Tout d’abord, c’est des processus sadiques de contrainte. C’est-à-dire des processus de type pervers. Pervers au sens littéral du terme, c’est qu’on détourne les choses de leur objet, on instrumentalise, on parcellise et on crée de l’emprise. Donc, il s’agit de créer de la douleur avec de l’humiliation afin de détruire l’objet. L’objet, c’est la personne en réalité, en ayant l’illusion qu’on va obtenir une jouissance sexuelle et/ou psychique, j’ai mis physique, mais en réalité psychique, sur la personne harcelée. C’est une illusion parce qu’en réalité ça ne marche jamais vraiment et la personne qui harcèle est toujours obligée de ré harceler pour obtenir cette jouissance temporaire.

L’autre est perçu comme un instrument, c’est-à-dire pas comme une personne, un sujet qui a une dimension psychique, une affectivité, etc. Plutôt un instrument de jouissance.

Et la dimension très forte qu’on retrouve, c’est la notion d’envie.
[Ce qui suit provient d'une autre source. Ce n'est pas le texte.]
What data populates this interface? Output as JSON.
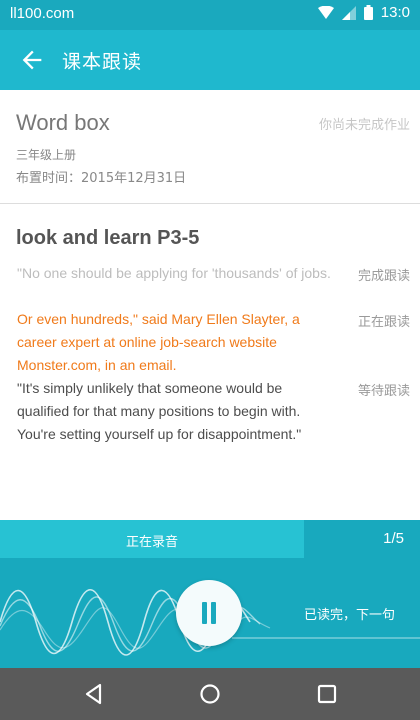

Je ne sais pas si vous faites comme nous la différence entre la jalousie et l’envie. La jalousie, c’est vous possédez un beau stylo, je veux le même. Donc, je vais essayer de me l’acheter. Ça, c’est de la jalousie, je vais être jalouse de votre stylo. Mais l’envie, je vais avoir envie d’être à votre place. Donc, de vous tuer, parce qu’il faut que je vous tue pour être à votre place. Il faut que je prenne les choses de vous, etc. Donc, ça, c’est quelque chose qu’on retrouve beaucoup dans les processus harceleurs.
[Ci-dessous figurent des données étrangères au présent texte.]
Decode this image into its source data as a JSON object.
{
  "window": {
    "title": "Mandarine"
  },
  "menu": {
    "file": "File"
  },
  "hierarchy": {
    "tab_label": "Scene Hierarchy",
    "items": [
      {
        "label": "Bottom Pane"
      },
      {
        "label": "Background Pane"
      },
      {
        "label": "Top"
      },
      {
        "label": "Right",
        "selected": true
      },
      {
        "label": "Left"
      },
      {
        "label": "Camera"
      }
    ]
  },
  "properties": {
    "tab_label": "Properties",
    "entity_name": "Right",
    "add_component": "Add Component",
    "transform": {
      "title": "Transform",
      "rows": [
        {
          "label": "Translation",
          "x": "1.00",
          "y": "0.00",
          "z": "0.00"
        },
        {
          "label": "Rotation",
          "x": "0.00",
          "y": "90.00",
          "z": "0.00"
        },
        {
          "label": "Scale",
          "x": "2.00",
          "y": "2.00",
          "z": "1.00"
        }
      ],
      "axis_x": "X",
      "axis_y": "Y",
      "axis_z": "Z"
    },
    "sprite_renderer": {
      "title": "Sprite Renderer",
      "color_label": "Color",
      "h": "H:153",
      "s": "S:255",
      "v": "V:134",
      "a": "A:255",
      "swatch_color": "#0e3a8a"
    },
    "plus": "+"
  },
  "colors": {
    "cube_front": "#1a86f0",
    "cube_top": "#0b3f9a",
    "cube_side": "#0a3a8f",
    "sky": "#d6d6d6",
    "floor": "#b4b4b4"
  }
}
Aussi, ce qu’on retrouve, c’est l’insidieux, le non factuel, le non-dit. Finalement, les non-agissements malveillants. C’est-à-dire, on vous ignore, on vous exclut, vous n’existez plus. Donc ça, j’en ai un petit peu parlé tout à l’heure, mais c’est un processus très fort. Et corollaire de ce processus, il y a un jeu sur l’angoisse d’abandon. C’est-à-dire que dans le harcèlement, ce qui est mis en scène, c’est qu’on va faire en sorte que le harcelé ressente une exclusion du groupe, un isolement, et presque un isolement de la terre entière. C’est-à-dire que ça le renvoie à une détresse infantile, presque la détresse du nourrisson qui est dépendant de tout son entourage et qui n’est pas capable en tout cas de se gérer lui-même. Et on peut imaginer alors du coup un nourrisson dans un entourage malveillant. Et c’est ça en tout cas qui est activé comme processus psychologique chez le harcelé.

Alors pour le harcelé, on a beaucoup de choses.

Tout d’abord l’identification à l’agresseur. Vous connaissez certainement le syndrome de Stockholm, mais ça, c’est quelque chose d’extrêmement récurrent dans le harcèlement. C’est-à-dire que le harcelé va, en tout cas, outre le phénomène d’autohypnose dont je vous ai parlé, excuser son agresseur, souvent, au début en tout cas. Et ça va être la personne qui excuse le plus au début. Et ensuite, se ressentir parfois en empathie avec son agresseur. alors, je prends notamment l’exemple, encore une fois le plus évident, c’est les violences conjugales où la personne va dire « mais non, on recommence, il m’a dit pardon, etc. » Et il y a une forme d’excuse et d’empathie en tout cas pour le harceleur. Alors, ça évidemment ça va jusqu’à un certain point, parce qu’il y a un moment donné, quand même, le harcelé prend conscience de là où il est et à qui il a à faire, et de la situation de laquelle il faut absolument qu’il sorte. D’autre part, cette identification, elle vise aussi à atténuer, on va dire, les coups de l’agresseur, en essayant de s’attirer une sympathie de cet agresseur. Et ça, c’est une forme de survie, à un moment donné, dans la situation de harcèlement.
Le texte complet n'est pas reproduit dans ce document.